Of course, they didn't quite fit in back then, either. At the core Volcano Suns were a punk/pop band, but they absorbed a lot of Mission of Burma's loose-cannon proficiency and filtered it through Prescott's cynical/wise-ass streak (which had never really surfaced in Burma). They put out six albums (including a double) in as many years, with one (the second, All Night Lotus Party) ranking as a local classic, and a bunch of good stuff scattered throughout. Whereas Prescott has carried his cerebral punk songwriting to his other bands, his drumming -- ridiculously intricate by punk standards -- has been missed. It was the one anchor in Volcano Suns, who maintained a consistent sound even while changing guitarists and bassists at will.

Next week will feature the last and longest-running line-up, with bassist Bob Weston (now in Steve Albini's band Shellac) and guitarist David Kleiler. Prescott says they'll focus mainly on their final album (1992's Career in Rock), with a smattering of oldies. And don't expect it to be too teary an event. "We were always full of bad attitude. Though not like Motörhead or Nashville Pussy. We were more oblique, and that annoyed people even more. There's nothing like coming out with a bad attitude and then being smug and snotty on top of that."

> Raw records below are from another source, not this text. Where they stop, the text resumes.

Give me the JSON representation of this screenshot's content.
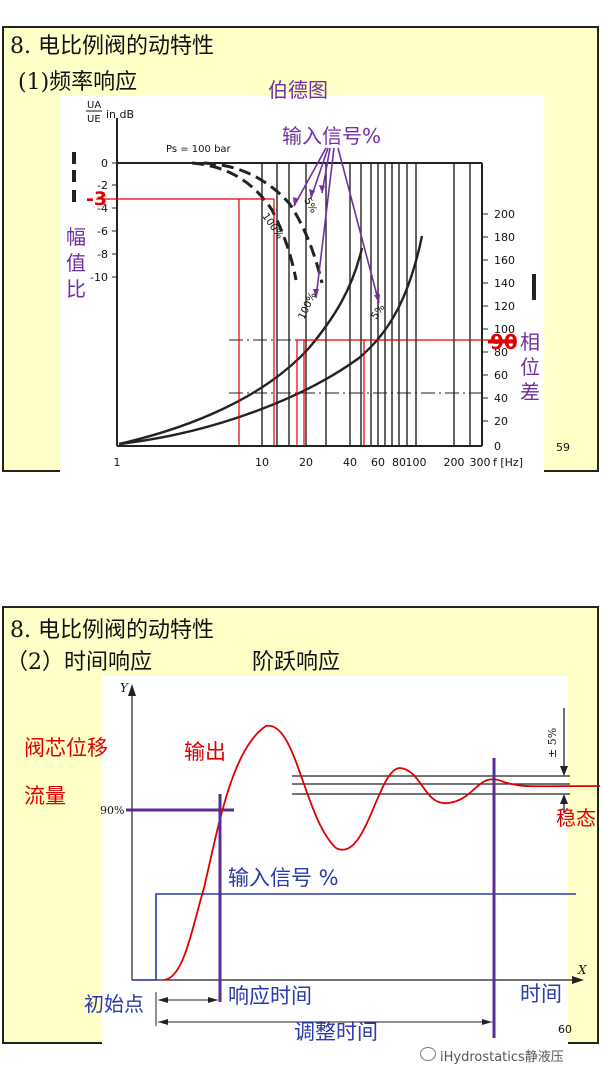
{
  "slide1": {
    "title": "8. 电比例阀的动特性",
    "subtitle": "(1)频率响应",
    "diagram_title": "伯德图",
    "input_signal_label": "输入信号%",
    "minus3_label": "-3",
    "amplitude_label": "幅值比",
    "phase_label": "相位差",
    "ninety_label": "90",
    "page_number": "59",
    "figure_texts": {
      "y_axis_label": "UA/UE in dB",
      "ps_label": "Ps = 100 bar",
      "curve_label_5": "5%",
      "curve_label_100": "100%",
      "x_axis_unit": "f [Hz]"
    },
    "left_ticks": [
      "0",
      "-2",
      "-4",
      "-6",
      "-8",
      "-10"
    ],
    "right_ticks": [
      "200",
      "180",
      "160",
      "140",
      "120",
      "100",
      "80",
      "60",
      "40",
      "20",
      "0"
    ],
    "x_ticks": [
      "1",
      "10",
      "20",
      "40",
      "60",
      "80",
      "100",
      "200",
      "300"
    ],
    "colors": {
      "red": "#e00000",
      "purple": "#7030a0",
      "curve": "#222222"
    }
  },
  "slide2": {
    "title": "8. 电比例阀的动特性",
    "subtitle": "（2）时间响应",
    "subtitle2": "阶跃响应",
    "valve_label": "阀芯位移",
    "flow_label": "流量",
    "output_label": "输出",
    "steady_label": "稳态",
    "input_signal_label": "输入信号 %",
    "initial_point_label": "初始点",
    "response_time_label": "响应时间",
    "time_label": "时间",
    "settling_time_label": "调整时间",
    "page_number": "60",
    "figure_texts": {
      "y_axis": "Y",
      "x_axis": "X",
      "ninety_percent": "90%",
      "plus_minus_5": "± 5%"
    },
    "colors": {
      "red": "#e00000",
      "blue": "#2a3aa8",
      "purple": "#5a2d91"
    }
  },
  "watermark": "iHydrostatics静液压"
}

Prescott has maintained a love/hate relationship with the rock world. Although he professes to be jaded about the current scene, he gets enthused when talking about the new CD he's making with Peer Group. "It's turning into a sort of Germanic, kraut-rock drone thing in a rock context, which I wanted all along. It's funny how nobody says they're in a rock band anymore -- everybody says they're in this or that kind of band, but when Volcano Suns were happening, everyone just said they were in a rock band. So I hope that everyone who was around back then will come see us, because I can't imagine it making sense to anyone now."

COMING UP

Star Ghost Dog and the jive-talkin' cover band Boyjoys are at the Lizard Lounge tonight (Thursday). Nancy Wilson (the Heart one, not the jazz one) goes solo at the Paradise. And it's retro-metal night, with Blue Öyster Cult headlining the Middle East . . . Once (and maybe still) great UK punkers the Vibrators are at T.T. the Bear's Place tomorrow (Friday), the mighty Lyres are at Club Bohemia, Bim Skala Bim and the Allstonians are at the Middle East, Asa Brebner plays Toad, and the Curtain Society and Ultrabreakfast are at the Linwood . . . Babaloo do the House of Blues Saturday, Rick Berlin brings his new combo to the Lizard Lounge, Honkeyball and Bourbon Princess are at the Linwood, the Ape Hangers and Caged Heat are at the Lansdowne Street Music Hall. And it's a local-heroes double bill with Buffalo Tom and the Gigolo Aunts at Avalon . . . The sold-out Sleater-Kinney show is at the Middle East on Monday . . . Duke Daniels, signed to Adam Duritz's E Pluribus Unum label, is at the Lansdowne Street Music Hall Wednesday. And local rockers Digney Fignus, who had a local hit with "Girl with the Curious Hand" a couple hundred years ago, are at Johnny D's.